Dwayne couldn’t ride any elevator without imagining it breaking loose and achieving terminal velocity before crashing to the basement. This horrendous plunge would not occur as long as he was on the lift for no longer than one minute and fifty-nine seconds. Any longer was insanely dangerous.
He sat at the wheel of his Toyota Corolla and made sure the seat was properly adjusted and both side mirrors were also set. After overcoming the urge to check the fluid levels for the fifth time that week, he started the engine. He reached into his blazer and pulled out a flask, uncapped, and took a long swallow. The clear odorless liquid warmed his mouth and all the way down his throat. Two more long gulps would calm his nerves enough to have him on his way.

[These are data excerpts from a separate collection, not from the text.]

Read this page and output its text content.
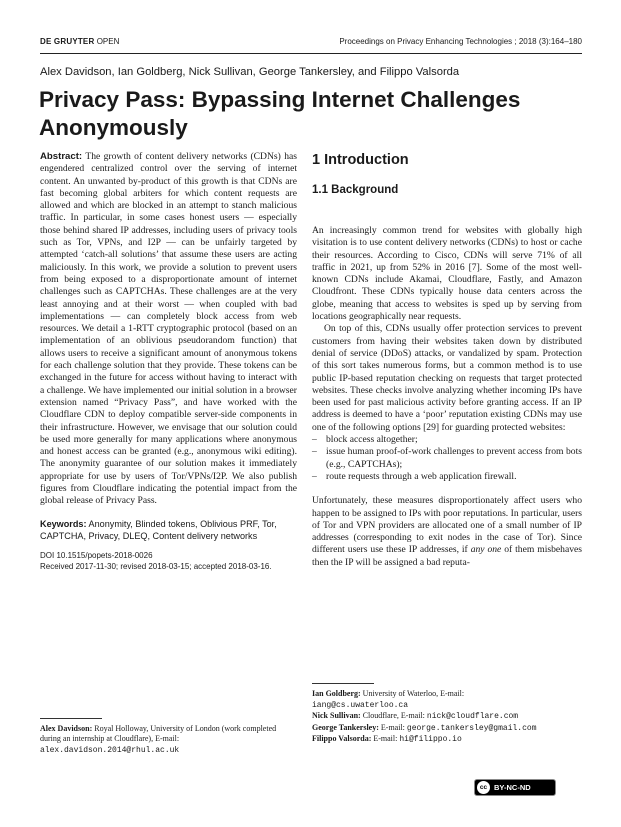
DE GRUYTER OPEN	Proceedings on Privacy Enhancing Technologies ; 2018 (3):164–180
Alex Davidson, Ian Goldberg, Nick Sullivan, George Tankersley, and Filippo Valsorda
Privacy Pass: Bypassing Internet Challenges Anonymously

Abstract: The growth of content delivery networks (CDNs) has engendered centralized control over the serving of internet content. An unwanted by-product of this growth is that CDNs are fast becoming global arbiters for which content requests are allowed and which are blocked in an attempt to stanch malicious traffic. In particular, in some cases honest users — especially those behind shared IP addresses, including users of privacy tools such as Tor, VPNs, and I2P — can be unfairly targeted by attempted ‘catch-all solutions’ that assume these users are acting maliciously. In this work, we provide a solution to prevent users from being exposed to a disproportionate amount of internet challenges such as CAPTCHAs. These challenges are at the very least annoying and at their worst — when coupled with bad implementations — can completely block access from web resources. We detail a 1-RTT cryptographic protocol (based on an implementation of an oblivious pseudorandom function) that allows users to receive a significant amount of anonymous tokens for each challenge solution that they provide. These tokens can be exchanged in the future for access without having to interact with a challenge. We have implemented our initial solution in a browser extension named “Privacy Pass”, and have worked with the Cloudflare CDN to deploy compatible server-side components in their infrastructure. However, we envisage that our solution could be used more generally for many applications where anonymous and honest access can be granted (e.g., anonymous wiki editing). The anonymity guarantee of our solution makes it immediately appropriate for use by users of Tor/VPNs/I2P. We also publish figures from Cloudflare indicating the potential impact from the global release of Privacy Pass.

Keywords: Anonymity, Blinded tokens, Oblivious PRF, Tor, CAPTCHA, Privacy, DLEQ, Content delivery networks

DOI 10.1515/popets-2018-0026

Received 2017-11-30; revised 2018-03-15; accepted 2018-03-16.

Alex Davidson: Royal Holloway, University of London (work completed during an internship at Cloudflare), E-mail: alex.davidson.2014@rhul.ac.uk
1 Introduction
1.1 Background

An increasingly common trend for websites with globally high visitation is to use content delivery networks (CDNs) to host or cache their resources. According to Cisco, CDNs will serve 71% of all traffic in 2021, up from 52% in 2016 [7]. Some of the most well-known CDNs include Akamai, Cloudflare, Fastly, and Amazon Cloudfront. These CDNs typically house data centers across the globe, meaning that access to websites is sped up by serving from locations geographically near requests.

On top of this, CDNs usually offer protection services to prevent customers from having their websites taken down by distributed denial of service (DDoS) attacks, or vandalized by spam. Protection of this sort takes numerous forms, but a common method is to use public IP-based reputation checking on requests that target protected websites. These checks involve analyzing whether incoming IPs have been used for past malicious activity before granting access. If an IP address is deemed to have a ‘poor’ reputation existing CDNs may use one of the following options [29] for guarding protected websites:

– block access altogether;
– issue human proof-of-work challenges to prevent access from bots (e.g., CAPTCHAs);
– route requests through a web application firewall.

Unfortunately, these measures disproportionately affect users who happen to be assigned to IPs with poor reputations. In particular, users of Tor and VPN providers are allocated one of a small number of IP addresses (corresponding to exit nodes in the case of Tor). Since different users use these IP addresses, if any one of them misbehaves then the IP will be assigned a bad reputa-

Ian Goldberg: University of Waterloo, E-mail:
iang@cs.uwaterloo.ca
Nick Sullivan: Cloudflare, E-mail: nick@cloudflare.com
George Tankersley: E-mail: george.tankersley@gmail.com
Filippo Valsorda: E-mail: hi@filippo.io
cc BY-NC-ND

Dwayne talked his way through the morning commute. “Drive and drive—thirty-one MPH. Turn right at the lights, signal, break, and turn and turn. Now accelerate to the speed limit. Drive and drive.”
This went on for the entire twenty-nine minutes of the journey. “At the next stoplight,” he whispered, “look left for the girl in the dark raincoat.”
Sitting at the bus stop was a woman reading a tattered paperback. She was in her late twenties, and Dwayne had first noticed her several weeks earlier. He glanced at her, looked away, and then looked again. He began to feel nervous, and he felt his face flush.
Ten seconds to green.
Then the woman looked up and grinned. She gave him the I-see-you-looking-at-me smile, proving to Dwayne that she recognized him from previous days. He believed that she thought of him as White-Car Boy. She, of course, was Black-Coat Girl.
The light turned green, and the moment ended.